Он упал
На траву,
Возле ног у коня…
Потом мы пошли по дороге вперёд.
20
Он пытался меня пожалеть и два раза брал меня под руку, как старуху, но я пихнул его локтем в грудь, и он отстал. Мы шли с ним уже часа два-три, над лесом встала кривобокая луна, и на дороге были видны замёрзшие лужицы. Под тонкой прозрачной корочкой льда переливалась нежным узором ещё живая вода, и лужицы были похожи на кружева. Они были похожи на узоры из наряда царевны Волховы. Они были похожи на серебряные слитки. И на причудливые обломки зеркал. И на удивлённые глаза.
Мы давно уже шли с Байсеитовым и ещё не сказали друг другу ни слова. Часа полтора тому назад небо за нашей спиной заполыхало кровавыми перьями пожаров, и бомбы стали разрываться за нашей спиной. Они прямо наступали на пятки. Видно, фриц двинулся вперёд. Надо было нажимать, и мы шли очень быстро, не так, как ходят в строю, а просто вовсю, и мне было трудно. Да и Байсеитову тоже, ведь мы давно ничего не ели, а шли уже в общей сложности часов десять, а впереди ничего не было — ни огня, ни жилья. Но всё-таки мы шли и шли, влекомые Москвой, всё вперёд и вперёд, несмотря на то, что ноги у меня опять болели и мне казалось, что они кровоточат. Мы шли вдвоём с Байсеитовым. Теперь Байсеитов был моим спутником, а Лёшка отстал в пути, прилёг на дороге и не догонит никогда…
— Потерять друга — счастье потерять, — сказал Байсеитов.

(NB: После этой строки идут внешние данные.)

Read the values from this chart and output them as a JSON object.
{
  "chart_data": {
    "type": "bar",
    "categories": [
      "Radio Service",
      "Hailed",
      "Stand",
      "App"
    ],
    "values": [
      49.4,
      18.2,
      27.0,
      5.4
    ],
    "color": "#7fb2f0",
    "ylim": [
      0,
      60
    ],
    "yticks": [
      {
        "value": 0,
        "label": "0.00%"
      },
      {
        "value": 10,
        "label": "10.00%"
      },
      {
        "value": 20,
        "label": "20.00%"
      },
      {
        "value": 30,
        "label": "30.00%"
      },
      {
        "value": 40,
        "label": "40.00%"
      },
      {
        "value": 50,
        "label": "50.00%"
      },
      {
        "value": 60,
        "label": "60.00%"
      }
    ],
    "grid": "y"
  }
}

Он догадался, понял, о ком я думаю, идя с ним рядом.
Я сказал:
— Да.
Байсеитов расстегнул ватник. Прямо в лицо нам дул ледяной ветер, но Байсеитов подставил ему свою коричневую дублёную грудь, которая не чувствовала холода.
— Обида жгёт, — сказал он гортанно, — когтит душу, как кобчик перепёлку.
Он замолчал и потом снова сказал кому-то гневно, с укором:
— Нельзя так, слушай, — так нельзя!
Да, обида грызла нутро. И с этой обидой, как с пулей в груди, закусив губы и шатаясь, в тяжёлых сапогах, мы шли с Байсеитовым, мы шли, шли, шли, шли без конца. Мы только с ним и делали, что шли, шли, шли, шли… Дорога лежала перед нами, бесконечная ночная дорога, стылая и молчаливая, холодюга стоял собачий, ветер подвывал в голых вершинах, и два десятка километров остались за нашими плечами, как два десятка лет. И казалось, что конец нам, никогда мы не выйдем из этой тьмы и холода, и всё равно надо было идти, идти, идти и идти. После полуночи силы отказались мне служить, мне стало наплевать на всё на свете, и снова боль охватила всё тело. Она сжимала меня обручами, особенно грудь, и не давала мне ни вдохнуть, ни выдохнуть. В глазах моих встало какое-то марево, оно кружило голову, и странная полусонная одурь нашла на меня. Я хотел спать. Плюнуть на всё и завалиться поспать. Простое желание, и я высказал его Байсеитову.